The game isn’t all bad, however. If you get past the poor translations and the game play issues above, it’s got a type of fun anime-inspired asian retro feel to it, that a lot of people go for. The game’s levels were well designed in that there are obstacles that will either outright block your shots or force you to waste a shot in order to break them. The game play becomes more difficult with each level, whether in the shape of the already conquered areas, or for the players that chose the good side, the fact that the target area you have to hit gets smaller, then starts moving around. There’s definitely a level of strategy to the game once you get past all of its short comings, and you will need to choose your shots wisely.

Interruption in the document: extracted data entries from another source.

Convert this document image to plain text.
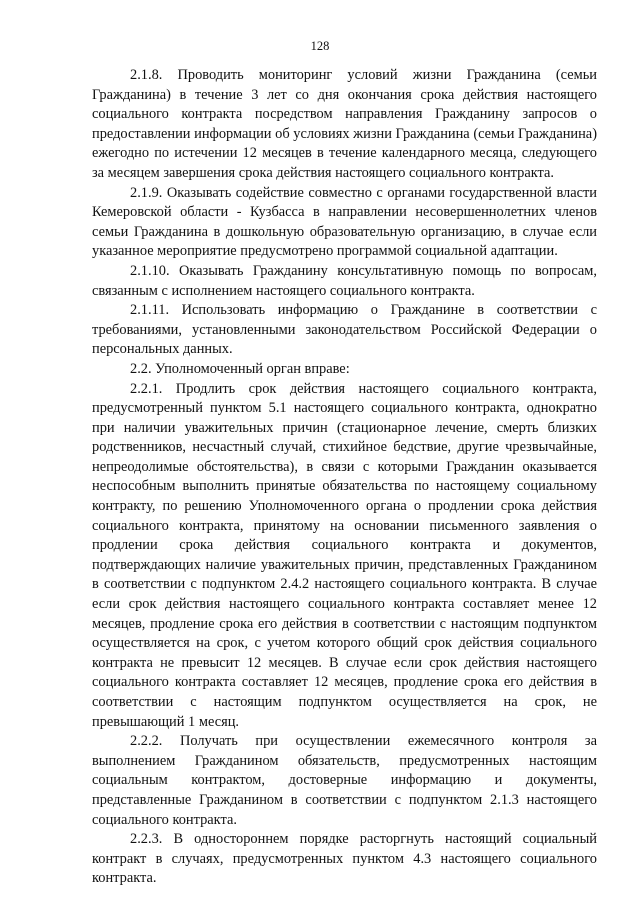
128

2.1.8. Проводить мониторинг условий жизни Гражданина (семьи Гражданина) в течение 3 лет со дня окончания срока действия настоящего социального контракта посредством направления Гражданину запросов о предоставлении информации об условиях жизни Гражданина (семьи Гражданина) ежегодно по истечении 12 месяцев в течение календарного месяца, следующего за месяцем завершения срока действия настоящего социального контракта.

2.1.9. Оказывать содействие совместно с органами государственной власти Кемеровской области - Кузбасса в направлении несовершеннолетних членов семьи Гражданина в дошкольную образовательную организацию, в случае если указанное мероприятие предусмотрено программой социальной адаптации.

2.1.10. Оказывать Гражданину консультативную помощь по вопросам, связанным с исполнением настоящего социального контракта.

2.1.11. Использовать информацию о Гражданине в соответствии с требованиями, установленными законодательством Российской Федерации о персональных данных.

2.2. Уполномоченный орган вправе:

2.2.1. Продлить срок действия настоящего социального контракта, предусмотренный пунктом 5.1 настоящего социального контракта, однократно при наличии уважительных причин (стационарное лечение, смерть близких родственников, несчастный случай, стихийное бедствие, другие чрезвычайные, непреодолимые обстоятельства), в связи с которыми Гражданин оказывается неспособным выполнить принятые обязательства по настоящему социальному контракту, по решению Уполномоченного органа о продлении срока действия социального контракта, принятому на основании письменного заявления о продлении срока действия социального контракта и документов, подтверждающих наличие уважительных причин, представленных Гражданином в соответствии с подпунктом 2.4.2 настоящего социального контракта. В случае если срок действия настоящего социального контракта составляет менее 12 месяцев, продление срока его действия в соответствии с настоящим подпунктом осуществляется на срок, с учетом которого общий срок действия социального контракта не превысит 12 месяцев. В случае если срок действия настоящего социального контракта составляет 12 месяцев, продление срока его действия в соответствии с настоящим подпунктом осуществляется на срок, не превышающий 1 месяц.

2.2.2. Получать при осуществлении ежемесячного контроля за выполнением Гражданином обязательств, предусмотренных настоящим социальным контрактом, достоверные информацию и документы, представленные Гражданином в соответствии с подпунктом 2.1.3 настоящего социального контракта.

2.2.3. В одностороннем порядке расторгнуть настоящий социальный контракт в случаях, предусмотренных пунктом 4.3 настоящего социального контракта.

Crates will drop down every turn (assuming the previous one was picked up), and whoever hits them gets the upgrade found inside. Beware, your AI enemies will also try to get these upgrades, and honestly they’re pretty sweet. Double shot is hugely powerful as it basically gives you 2 additional shots in one single turn. Divine heal is perfect for the players that chose the evil faction as it increases the area you conquer, Auto-Aim is great for everyone. There is the downside that the crate might contain a „curse” which isn’t such a huge deal for the good players, but quite terrible for the evil players.
There is a level of replayability, as each level can be completed on „Casual”, „Hardcore” or „Unleash Hell” difficulty. You’re only rewarded for victory however. There is no mechanic to reward you for the number of shots, or crates picked up, or how long it took you to finish the level. There is also no Game Center or Open Feint integration either.
All in all, the game doesn’t seem quite „complete”. It gives us the impression of a rushed product that could have been much better if a bit more time and effort were invested into it. On the upside however, the developers have told us that an update will appear soon, and this might in fact take care of some of the more frustrating issues with the game.